Emperor is working in the Rawat Basin, which is part of the greater Melut Basin to the south, a proven producing basin currently responsible for 350,000 bopd. Advisory board member Mr. George Fulford, P.Eng, a geologist and geophysicist with years of experience in Sudan, believes there are several oil fields in Emperor’s Block 7 in the Rawat Basin waiting to be discovered:
“there are several geological areas with almost identical geophysical features as those existing in the Rawat Basin Oil Field, each with similar oil bearing traps recurring every +/- 20 kilometres”.
In the near term, Emperor Oil could be producing up to 2,000 bopd net by the end of Q1. That’s a quick ramp up from zero given the company acquired Block 7 back in September 2012. It sounds too easy but there’s more to the story than the low risk, low cost development potential here.

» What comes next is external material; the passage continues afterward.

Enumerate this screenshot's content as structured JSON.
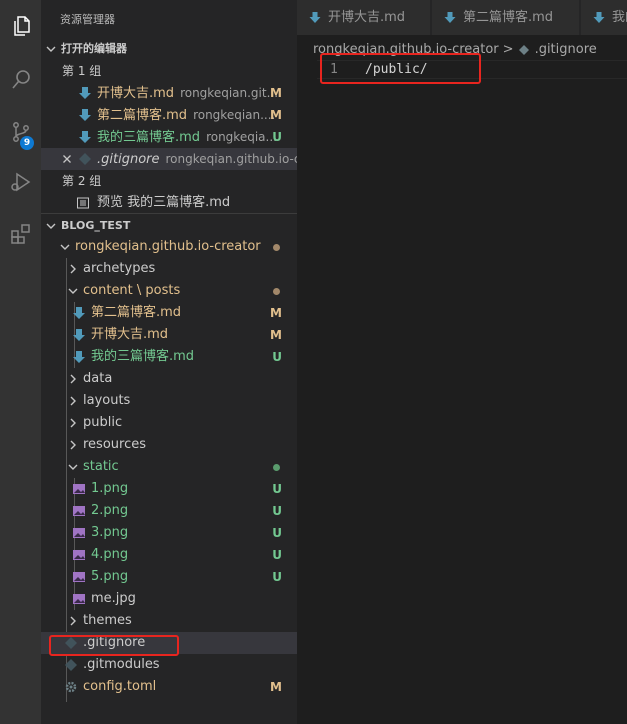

This is where Emperor’s team comes in.
Block 7 was secured thanks to John McLeod, a director with Emperor Oil. John is well connected in Sudan having worked more than 10 years there. Some of the guys he trained back in the 1990s are now part of SUDAPET’s management (Sudan’s National Oil Company).
This largely explains how a small junior company ended up as operator of a block that has seen $120M spent by SINOPEC and PETRONAS, Block 7’s previous owners.
The former founder of SUDAPET also sits on the advisory board, between him and John they have more than 500 wells drilled in Sudan.
What that means is–there are a lot of good relationships here. That is so important in Africa.
Sudan’s civil conflict ended with Southern Sudan separating from the North following a referendum in 2011. Prior to breaking up, Sudan produced 450,000 bopd and had 6.7 billion barrels of proved oil reserves comprising ~0.5% of the entire world’s reserves according to the BP Statistical Energy Survey.
The secession of Southern Sudan has been positive for the oil and gas industry. For one, it brought stability as the risk of armed conflict between the 2 states has been reduced. The North can now focus on rebuilding its oil production currently estimated at 140,000 bopd. Southern Sudan kept pretty much 75% of Sudan’s reserves and production.
The regional stability will allow production and exploration to reach its full potential in Sudan.
This bodes well for Emperor Oil as its acreage is largely unexplored.
The company has so far identified an inventory of six undrilled prospective oil fields within Block 7. These are targets that are geologically similar to the three well discoveries. The fourth well is expected to spud by the end of the year and would cost around $3 million. These wells are cheap as the targeted oil reservoirs are located at a shallow depth of 4,500-5,500 feet.
The oil is 32 API which fetches Brent pricing less $10 a barrel—about $105 a barrel right now. That’s in contrast to Alberta producers who are selling light oil at $91–$24/barrel less. That’s a big increase in cash flow for Emperor.
But to get the market’s attention, management has to prove that it can successfully operate in this country and execute on its plans. The market wants to see the ball rolling with first oil.
Emperor Oil has the right ingredients for success; it raised almost $14 million, it is focusing on low risk, low cost wells with proven oil in place. It also carries the right people on board. The company has the potential to take production from 0 to more than 10k bopd net in less than 2 years.
The upside in the stock is directly related to execution. Emperor Oil has the potential to be a second Africa Oil success story except in a much shorter time frame provided geopolitical risks remain subdued.